Economy Is Strong. Leadership Is Shaky. Which Will Win Out in 2019?

Economy Is Strong. Leadership Is Shaky. Which Will Win Out in 2019?

Sometime in the last couple of months, predictions of a major economic downturn or recession in 2019 went from being a crank view to the conventional wisdom.

It is true that the global economy is sputtering, and that the stock market is in its worst pullback in a decade, with the Standard & Poor’s 500 index down more than 19 percent since Sept. 20 as of Monday’s close. But this sense of gloom and pessimism has gotten ahead of the facts on the ground, especially concerning the United States economy.

The real risk is not that insurmountable challenges knock the economy off course. It is that poor leadership converts moderate economic shocks into a crisis.

The combination of erratic behavior from the president and a thinly staffed government in the United States; the potential crises facing other major economies; and the lack of trust amid allies and major trade partners could make routine economic challenges turn into something worse.

It all raises the possibility that if things do get worse, the United States government will be an agent of chaos rather than the source of steadiness and calm it is normally known for during crises.

It is a lack of confidence in global leadership that explains this paradox: an economy that is doing this well and yet widespread conviction that things are about to turn bad.

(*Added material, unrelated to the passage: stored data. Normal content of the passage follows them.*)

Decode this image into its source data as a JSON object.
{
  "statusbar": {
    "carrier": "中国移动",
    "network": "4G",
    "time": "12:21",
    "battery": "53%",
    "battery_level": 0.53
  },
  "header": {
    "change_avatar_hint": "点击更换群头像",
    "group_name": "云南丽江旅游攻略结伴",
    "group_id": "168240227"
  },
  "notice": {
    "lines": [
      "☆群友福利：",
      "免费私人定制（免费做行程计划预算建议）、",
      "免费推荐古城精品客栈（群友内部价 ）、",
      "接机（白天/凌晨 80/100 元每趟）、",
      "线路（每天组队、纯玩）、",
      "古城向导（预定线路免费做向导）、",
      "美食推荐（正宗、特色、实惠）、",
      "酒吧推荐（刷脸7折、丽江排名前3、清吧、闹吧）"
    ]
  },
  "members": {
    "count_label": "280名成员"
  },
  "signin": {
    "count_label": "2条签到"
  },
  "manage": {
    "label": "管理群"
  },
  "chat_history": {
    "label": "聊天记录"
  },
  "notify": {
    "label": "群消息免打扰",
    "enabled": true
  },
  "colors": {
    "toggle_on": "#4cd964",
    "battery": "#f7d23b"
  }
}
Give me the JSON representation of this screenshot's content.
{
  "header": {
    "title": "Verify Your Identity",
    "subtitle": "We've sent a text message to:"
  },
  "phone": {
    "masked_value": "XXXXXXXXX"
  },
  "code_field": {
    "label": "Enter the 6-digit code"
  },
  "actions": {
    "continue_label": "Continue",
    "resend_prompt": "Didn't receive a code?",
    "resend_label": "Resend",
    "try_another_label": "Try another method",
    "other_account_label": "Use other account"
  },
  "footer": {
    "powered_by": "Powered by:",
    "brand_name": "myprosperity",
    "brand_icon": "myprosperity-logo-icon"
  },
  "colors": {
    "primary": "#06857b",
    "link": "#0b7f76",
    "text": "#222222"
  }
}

The unemployment rate is near a five-decade low, as is the rate at which people are filing new jobless claims. The American consumer appears strong; this is looking to have been one of the strongest holiday sales seasons in many years.

Surveys of supply managers, which act as an early warning system for slowdowns in business activity, are in strongly positive territory. In the Institute for Supply Management’s surveys, an index above 50 indicates the economy is in expansion; its most recent reading was 62.1 for the manufacturing sector and 60.7 for services.

The most concrete warning signal is coming from financial markets. But the bond market is generally more closely tethered to economic ups and downs than the stock market, and while it is suggesting slower growth ahead, it is not at recessionary levels.

For example, the two-year Treasury bond yielded 2.56 percent at Monday’s close. That’s still higher than the roughly 2.4 percent where the Fed’s benchmark overnight rate now sits. You would expect that if a recession were imminent, the two-year yield would fall lower, reflecting expectations of Fed rate cuts to combat the downturn.

At this point in December 2007, which we now know was the beginning of the Great Recession, the Fed’s target interest rate was 4.25 percent. But the bond market was already pricing in more cuts in the years ahead, with the two-year yield ending the year at 3.12 percent.

Most economic and financial indicators are not pointing toward some economic collapse in 2019, but rather to a return to the kind of moderate economic growth that was completely normal from 2010 to 2017.

In this story, 2018 has been the aberration — fueled by a commodity boom and the temporary effects of tax cuts. To the degree there is a market correction and adjustment in business sentiment, it is about realizing that we’re returning to the old new normal.

There are some rumblings of things that could go wrong in the financial system. Companies that loaded up during the era of ultralow interest rates are facing high debt burdens. Some may find themselves in bankruptcy. Oil prices have fallen enough that it seems it will be a tough 2019 in energy-producing areas.

But the biggest worry for 2019 is not so much that any of these disruptions proves so large as to cause a recession. The real fear is that shaky policy allows small shocks to create a broader crisis of confidence.

Beyond the attacks on the Fed and odd communication from the Treasury, there are other risks from Washington. Further escalation of the trade war — including into the economically consequential automobile industry — remains a distinct possibility. Divided government could lead to paralysis.

Major nations worldwide are facing profound challenges, including a potential Brexit disaster in Britain, protests in the streets in France, budget standoffs between Italy and European leadership, and some signs that the leadership of the Chinese president, Xi Jinping, is being challenged because of the trade war with the United States.

It is quite a contrast with the 2008 crisis, when the United States government was stocked with highly experienced economic policymakers and a president who trusted their judgment, when no one had heard of Brexit, and when a trade war seemed unfathomable.

At a crucial juncture in October 2008, finance ministers of the Group of 20 major economies issued a statement at a meeting in Washington in which they “committed to using all the economic and financial tools to assure the stability and well functioning of financial markets,” and to “ensuring that actions are closely communicated so that the action of one country does not come at the expense of others or the stability of the system as a whole.”

It was a key moment in ending the 2008 crisis. Given geopolitical developments since, it is hard to imagine that harmony happening today. It’s easier to imagine conflicting signals and an every-nation-for-itself breakdown of communication.

But we’re not there yet. And throughout the expansion of the last nine-plus years, the United States economy has proved stubbornly resilient to challenges, whether the chaos of the eurozone crisis in 2010 or a commodity collapse in 2015.

The boom year of 2018 may be unlikely to repeat itself, but if leaders in the United States and overseas keep their wits about them — far from a guarantee given recent events — there’s no reason 2019 needs to be a bad year.

The question is which will prove more important, the economic fundamentals or leadership. And to be an economic optimist means counting on the fundamentals to prevail.